Stumbled upon the website psychologyofgames.com, which I will hyperlink even though you could drag it into your address bar, and in addition to being worth exploring on your own I thought I’d link to a few interesting pieces. And actually, I’ve posted about them before - their Three Reasons We Buy Those Crazy Steam Bundles article is very good at keeping me from wasting my money!
- Burnout and Crunch is a fantastic piece, and it applies to any kind of work you might be doing - it’s more the psychology of game developers than the psychology of actual games
- Psychological Flow and Fake Plastic Rock is about flow, which I swear I’ve posted about before but can find no record of… if I haven’t, this is a good, easy to understand explanation and it’s written well, too
- Psychological Weight of History is about the weird way we value things, as is this post about the endowment effect
- Jam and Game Reviews is about why we’re bad at rating things based on their different parts, but I’m not totally sure how I feel about his conclusions. If you want a review on whether a game is “good”, as a piece of software with graphics and sounds and stuffs, that’s one thing - and most people could probably write that. If you want a review on whether a game is “fun,” as a thing with stuffs you can do, that’s pretty easy - and anyone could write it. But if you want a critique, on whether a game is “good” as a piece of art that delivers some kind of message, that more or less bypasses the problem with typical game reviews (usually a mix of the first and second options). Sure, you can tell people it looks nice and has fantastic voice acting, but if the same game had wonky graphics it would probably still be worth playing. Harder to appreciate, maybe, but worth playing.

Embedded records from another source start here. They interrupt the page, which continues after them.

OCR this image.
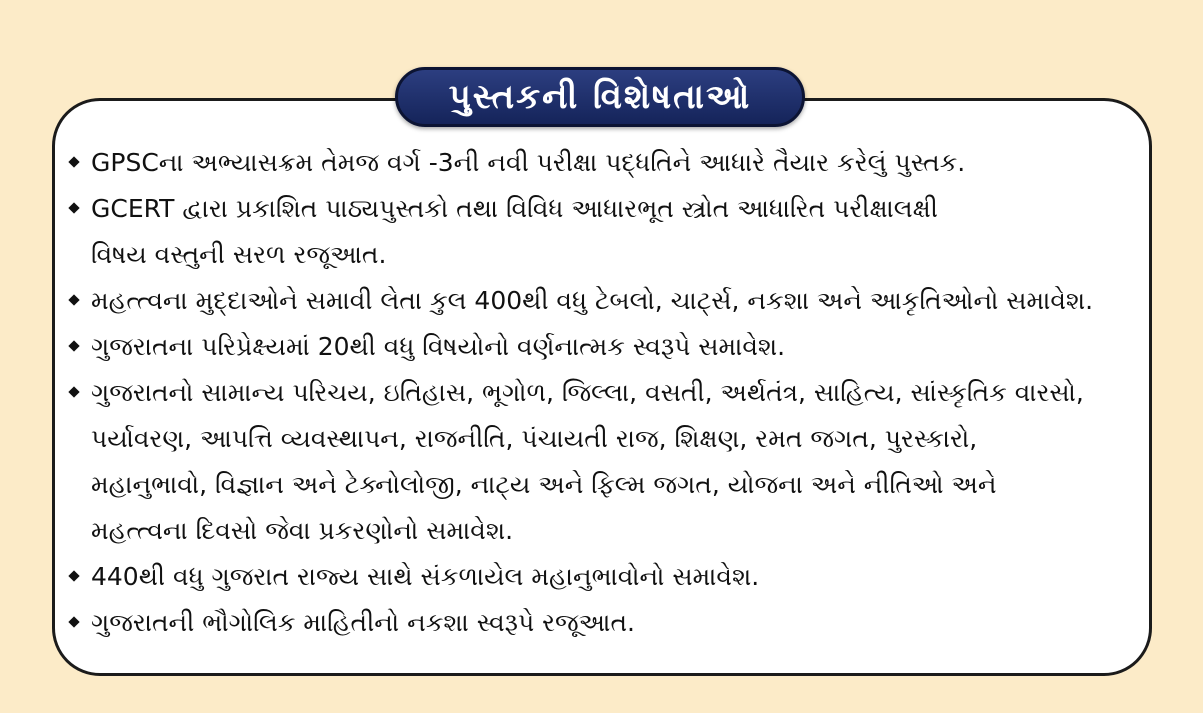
પુસ્તકની વિશેષતાઓ
GPSCના અભ્યાસક્રમ તેમજ વર્ગ -3ની નવી પરીક્ષા પદ્ધતિને આધારે તૈયાર કરેલું પુસ્તક.
GCERT દ્વારા પ્રકાશિત પાઠ્યપુસ્તકો તથા વિવિધ આધારભૂત સ્ત્રોત આધારિત પરીક્ષાલક્ષી
વિષય વસ્તુની સરળ રજૂઆત.
મહત્ત્વના મુદ્દાઓને સમાવી લેતા કુલ 400થી વધુ ટેબલો, ચાર્ટ્સ, નકશા અને આકૃતિઓનો સમાવેશ.
ગુજરાતના પરિપ્રેક્ષ્યમાં 20થી વધુ વિષયોનો વર્ણનાત્મક સ્વરૂપે સમાવેશ.
ગુજરાતનો સામાન્ય પરિચય, ઇતિહાસ, ભૂગોળ, જિલ્લા, વસતી, અર્થતંત્ર, સાહિત્ય, સાંસ્કૃતિક વારસો,
પર્યાવરણ, આપત્તિ વ્યવસ્થાપન, રાજનીતિ, પંચાયતી રાજ, શિક્ષણ, રમત જગત, પુરસ્કારો,
મહાનુભાવો, વિજ્ઞાન અને ટેક્નોલોજી, નાટ્ય અને ફિલ્મ જગત, યોજના અને નીતિઓ અને
મહત્ત્વના દિવસો જેવા પ્રકરણોનો સમાવેશ.
440થી વધુ ગુજરાત રાજ્ય સાથે સંકળાયેલ મહાનુભાવોનો સમાવેશ.
ગુજરાતની ભૌગોલિક માહિતીનો નકશા સ્વરૂપે રજૂઆત.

A follow up to something I posted long, long ago is Procedural Generation and User-Generated Content II: Storylines, AI, and Emergent Gameplay. I didn’t title it, so don’t blame me. While I like the idea of generating random contexts, and I’m sure it is being done already in the games we play. The emergent storylines part, in particular, is very interesting to me from an AI perspective - but also in terms of what the player can be allowed to do in something like a browser-based game where players have to be explicitly allowed to do things. Also, basing the game on text (i.e. most of the browser-based games I’ve played, because games made in Flash are “flash games”) makes it super easy to add mechanics. You want to let the player seduce, or murder, or steal from, or lie to any NPC in the game? Easy, just give them dialogue options. No need to animate it all, or have art, or a button dedicated to doing this action, or show what happens when they succeed or fail.
All of that being said, I’m dubious about the idea of totally procedural games. It would have to be very, very sophisticated to match the kind of output talented human writers and game designers can come up with. As soon as a player realizes that they’re being sent to [kill] [X] [for Y coins] for the seventeenth time, by some randomly selected character archetype (last time it was a peasant, this time a wizard!) it will all fall apart. Not only that, it would be hard to craft deep and truly meaningful experiences - mature experiences! - without a human hand to guide the complexity.
Catherine is deep and meaningful by virtue of its subject matter, but then there are games like The Witcher (first and second) that become deep and meaningful through the complexity of the situations they present. Any given quest has various interpretations, based on who you talk to and what you know. So then any procedural generation has to make your gameplay situation, but also add a lot of context in terms of ulterior motives and hidden information unavailable to the player. And then you get into the realm of things that need so much processing power, they have to be generated during development rather than at game time, and that’s cheaper than paying humans but far less dynamic.
Game AI vs Traditional AI offers interesting insight into AI in games, and why it sometimes seems to lack in the Intelligence department. I don’t have much to add to what’s already there, but if I tell you that it’s an article about how to make players feel like they are The Batman will you be more interested?
Yeah, I thought you would be.
Trenches seems like a relatively interesting webcomic project between Penny Arcade and the guy behind PvP, at least as far as a webcomic with five comics can be “interesting.” However, what is very interesting is their Tales From The Trenches that accompany each comic - anonymous stories from people who have worked as game testers. These are fantastic tales of horror, and I highly recommend reading a few. The one you’ll see linked to if you read this the day I post it, titled “Ship It,” is particularly soul-crushing.